Cogió los dos pedazos y los rasgó. Repitió el proceso otra vez, y otra, y otra, y no se detuvo hasta que los fragmentos fueron tan pequeños que se deslizaron entre sus dedos y cayeron al suelo. Una lluvia de confetis maltrechos. Exhausto, sentado en el colchón, notó cómo sus labios crujían para formar una sonrisa. Corrió al espejo del baño para comprobarlo. El cristal estaba sucio y ni siquiera había encendido la luz pero sí, no había duda: sonreía.
Barrió. Tiró todos aquellos papelitos en el cubo de la cocina y los sepultó con los restos de una cena solitaria. Antes de salir de casa, volvió al dormitorio. El cajón de la mesilla continuaba abierto. Al agarrar el tirador, la pieza se desprendió y rodó bajo la cama. No se molestó en recogerla. Empujó el cajón con delicadeza, dejándolo cerrado. Cuatro meses más tarde, la mujer de la limpieza de los nuevos inquilinos descubriría aquella bola roja en un rincón.

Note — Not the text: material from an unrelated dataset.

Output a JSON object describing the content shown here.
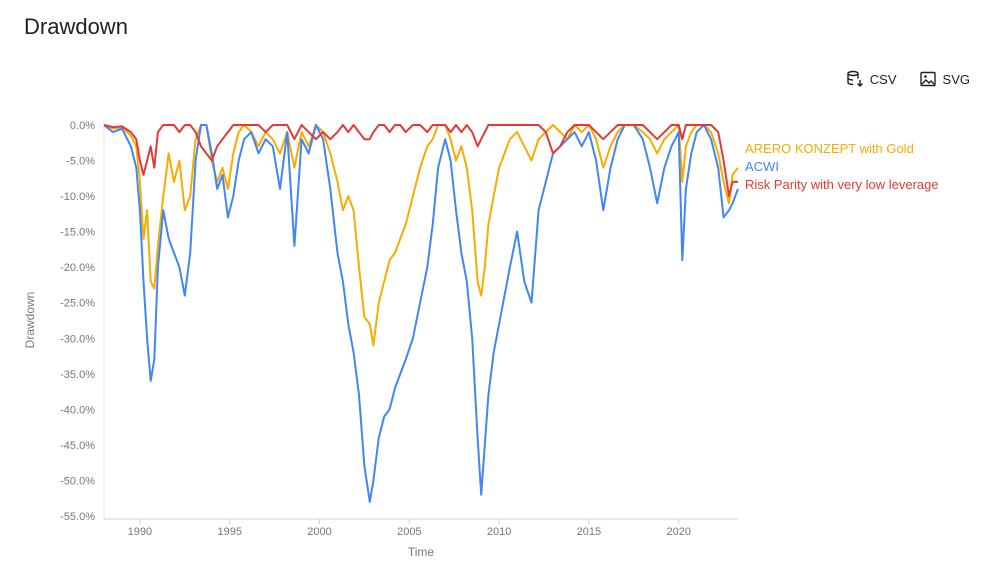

Todos los muebles habrían cambiado, por supuesto, sustituidos por otros mucho más nuevos, así que al buscar a su alrededor uno al que pudiera pertenecer aquel extraño tirador, la mujer no lo encontraría. Se guardaría la pieza de madera en el bolsillo del delantal y seguiría limpiando y tarareando la canción que sonaba en la radio.